11. Portanto não perecem, com o falecimento do candidato, o dever de prestar contas e a responsabilidade por ressarcir à fonte os recursos irregularmente aplicados. Desse modo, deve o candidato ser substituído na prestação de contas pelo administrador financeiro ou pelo órgão partidário, indicados pela Res. TSE nº 23.553/2017 para assumir esse munus por serem aqueles que mais proximamente conhecem as movimentações financeiras da campanha.
12. Uma vez transitada em julgado a decisão da prestação de contas, caso mantida a conclusão pela existência de valores a ressarcir, deverá ser observada a regra geral do direito das sucessões, segundo a qual os herdeiros respondem pelos encargos nas forças da herança transmitida, na forma do art. 1.792 do Código Civil. Aliás, em razão da possibilidade de transmissão da responsabilidade aos herdeiros é que entendo ser possível facultar o ingresso de eventuais herdeiros na qualidade de assistente simples.

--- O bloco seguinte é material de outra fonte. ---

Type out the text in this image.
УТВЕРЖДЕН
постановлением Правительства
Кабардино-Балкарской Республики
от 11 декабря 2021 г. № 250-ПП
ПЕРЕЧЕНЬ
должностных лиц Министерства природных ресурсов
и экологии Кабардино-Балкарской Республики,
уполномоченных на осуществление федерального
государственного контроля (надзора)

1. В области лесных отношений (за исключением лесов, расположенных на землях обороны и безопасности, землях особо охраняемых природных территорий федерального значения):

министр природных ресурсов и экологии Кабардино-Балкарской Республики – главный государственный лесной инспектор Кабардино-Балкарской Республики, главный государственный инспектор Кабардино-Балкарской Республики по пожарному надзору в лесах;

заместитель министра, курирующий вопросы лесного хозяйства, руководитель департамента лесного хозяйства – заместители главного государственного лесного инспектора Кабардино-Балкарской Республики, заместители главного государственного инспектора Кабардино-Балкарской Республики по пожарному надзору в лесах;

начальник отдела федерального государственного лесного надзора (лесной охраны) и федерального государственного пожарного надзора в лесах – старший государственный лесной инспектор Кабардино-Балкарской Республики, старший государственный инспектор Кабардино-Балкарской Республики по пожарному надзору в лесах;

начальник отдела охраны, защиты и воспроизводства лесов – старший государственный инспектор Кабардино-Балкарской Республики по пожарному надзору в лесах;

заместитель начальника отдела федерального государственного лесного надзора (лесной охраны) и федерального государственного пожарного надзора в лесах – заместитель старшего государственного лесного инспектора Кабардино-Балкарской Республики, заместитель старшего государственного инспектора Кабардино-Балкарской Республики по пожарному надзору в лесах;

13. Com essas considerações, divirjo do relator, para dar provimento ao agravo interno e determinar o prosseguimento do feito, com a sucessão do polo ativo pelo prestador de contas pelo administrador financeiro ou, na ausência, pelo partido.
14. É como voto.
Dessarte, com a vênia do E. Relator, voto no sentido de acolher a prefacial suscitada pela douta Procuradoria Regional Eleitoral, para citação do espólio ou dos sucessores do prestador falecido para integrar a lide (art. 110 do CPC), na ausência de registro da constituição de administrador financeiro (ID 43017733) e porque o Diretório Municipal do PSB de Alvorada, apesar de intimado, permaneceu silente (ID 44857716).

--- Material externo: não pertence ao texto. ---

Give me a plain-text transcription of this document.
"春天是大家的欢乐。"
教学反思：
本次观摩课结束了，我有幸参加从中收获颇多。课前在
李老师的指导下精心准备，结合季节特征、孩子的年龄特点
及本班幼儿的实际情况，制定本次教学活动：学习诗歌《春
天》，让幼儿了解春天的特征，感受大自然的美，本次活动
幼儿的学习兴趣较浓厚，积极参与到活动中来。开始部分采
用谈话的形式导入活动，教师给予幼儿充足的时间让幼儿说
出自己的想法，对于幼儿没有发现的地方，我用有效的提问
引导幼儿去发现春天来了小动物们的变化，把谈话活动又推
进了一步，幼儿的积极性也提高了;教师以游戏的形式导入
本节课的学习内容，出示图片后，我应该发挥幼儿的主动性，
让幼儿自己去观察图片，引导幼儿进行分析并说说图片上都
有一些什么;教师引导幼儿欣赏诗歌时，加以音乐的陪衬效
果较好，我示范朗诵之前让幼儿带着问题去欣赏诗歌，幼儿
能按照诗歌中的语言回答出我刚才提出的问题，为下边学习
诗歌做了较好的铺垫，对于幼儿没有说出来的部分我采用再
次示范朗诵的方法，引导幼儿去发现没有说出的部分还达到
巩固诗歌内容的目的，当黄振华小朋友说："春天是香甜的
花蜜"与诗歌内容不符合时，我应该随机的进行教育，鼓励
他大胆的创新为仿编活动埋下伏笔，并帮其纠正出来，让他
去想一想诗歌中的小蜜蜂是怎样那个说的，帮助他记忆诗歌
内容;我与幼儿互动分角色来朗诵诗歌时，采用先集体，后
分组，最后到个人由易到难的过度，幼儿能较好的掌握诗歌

Como se observa, há precedentes substanciais no e. TSE que suportam o entendimento de que o processo deve prosseguir seu trâmite, apesar do falecimento do prestador de contas.
Ante o exposto, o Ministério Público Eleitoral manifesta-se pela inclusão do feito em pauta para julgamento das contas, ratificando, no mérito, o parecer anteriormente juntado (ID 40122433).

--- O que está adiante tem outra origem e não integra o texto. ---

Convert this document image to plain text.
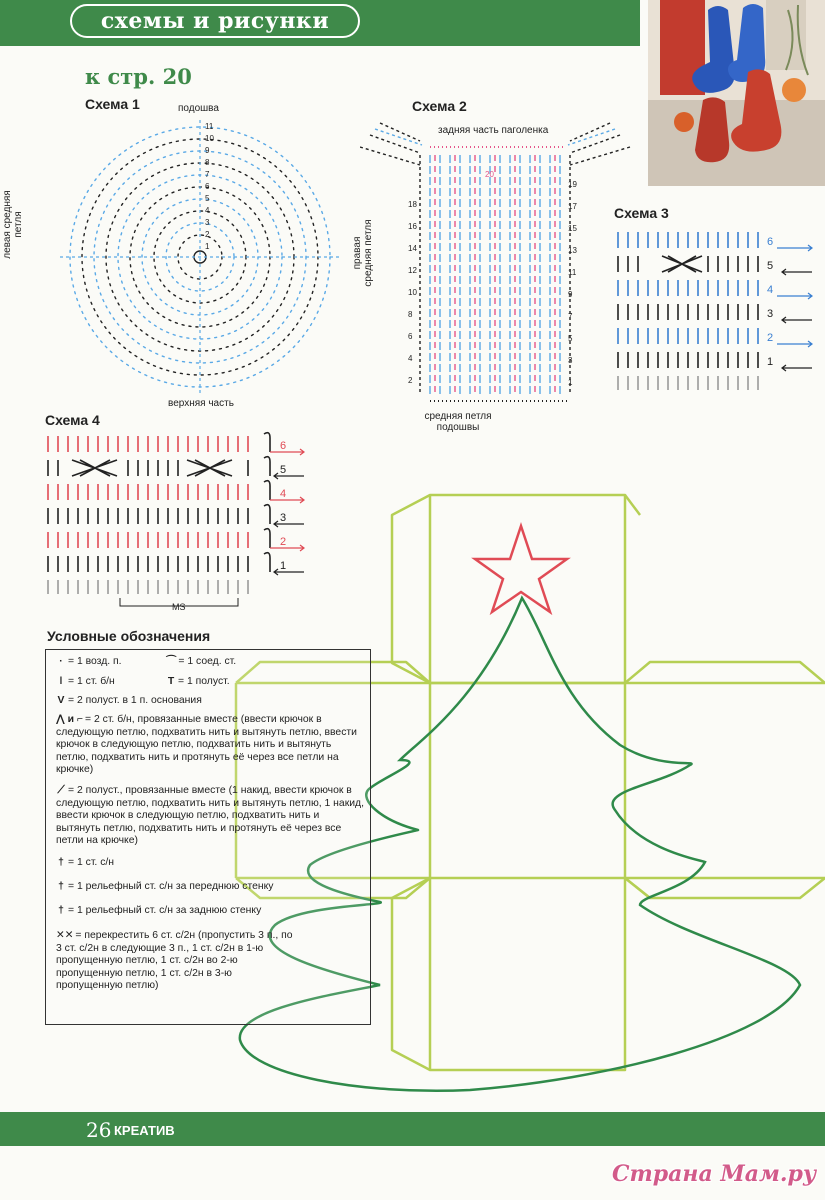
схемы и рисунки
к стр. 20
Схема 1	подошва
верхняя часть
левая средняя петля
правая средняя петля
11
10
9
8
7
6
5
4
3
2
1
Схема 2
задняя часть паголенка
средняя петля подошвы
20
18
16
14
12
10
8
6
4
2
19
17
15
13
11
9
7
5
3
1
Схема 3
6
5
4
3
2
1
Схема 4
6
5
4
3
2
1
MS
Условные обозначения
· = 1 возд. п.	⌒ = 1 соед. ст.
ǀ = 1 ст. б/н	T = 1 полуст.
V = 2 полуст. в 1 п. основания
⋀ и ⌐ = 2 ст. б/н, провязанные вместе (ввести крючок в следующую петлю, подхватить нить и вытянуть петлю, ввести крючок в следующую петлю, подхватить нить и вытянуть петлю, подхватить нить и протянуть её через все петли на крючке)
⟋ = 2 полуст., провязанные вместе (1 накид, ввести крючок в следующую петлю, подхватить нить и вытянуть петлю, 1 накид, ввести крючок в следующую петлю, подхватить нить и вытянуть петлю, подхватить нить и протянуть её через все петли на крючке)
† = 1 ст. с/н
† = 1 рельефный ст. с/н за переднюю стенку
† = 1 рельефный ст. с/н за заднюю стенку
✕✕ = перекрестить 6 ст. с/2н (пропустить 3 п., по 3 ст. с/2н в следующие 3 п., 1 ст. с/2н в 1-ю пропущенную петлю, 1 ст. с/2н во 2-ю пропущенную петлю, 1 ст. с/2н в 3-ю пропущенную петлю)
26 КРЕАТИВ
Страна Мам.ру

Porto Alegre, 17 de outubro de 2022.
Procurador Regional Eleitoral.
1TRE-RS, PC nº 0600288-75, Rel. Des. Gerson Fischmann, j. em 15.6.2020, DJE de 23.6.2020. No mesmo sentido, PC nº 0600141-78, Rel. Des. Gerson Fischmann, j. em 20.06.2022, DJE de 22.06.2022, em que determinado também o recolhimento ao Tesouro Nacional de valores referentes a gastos irregulares com recursos do FP, não obstante a aprovação das contas com ressalvas.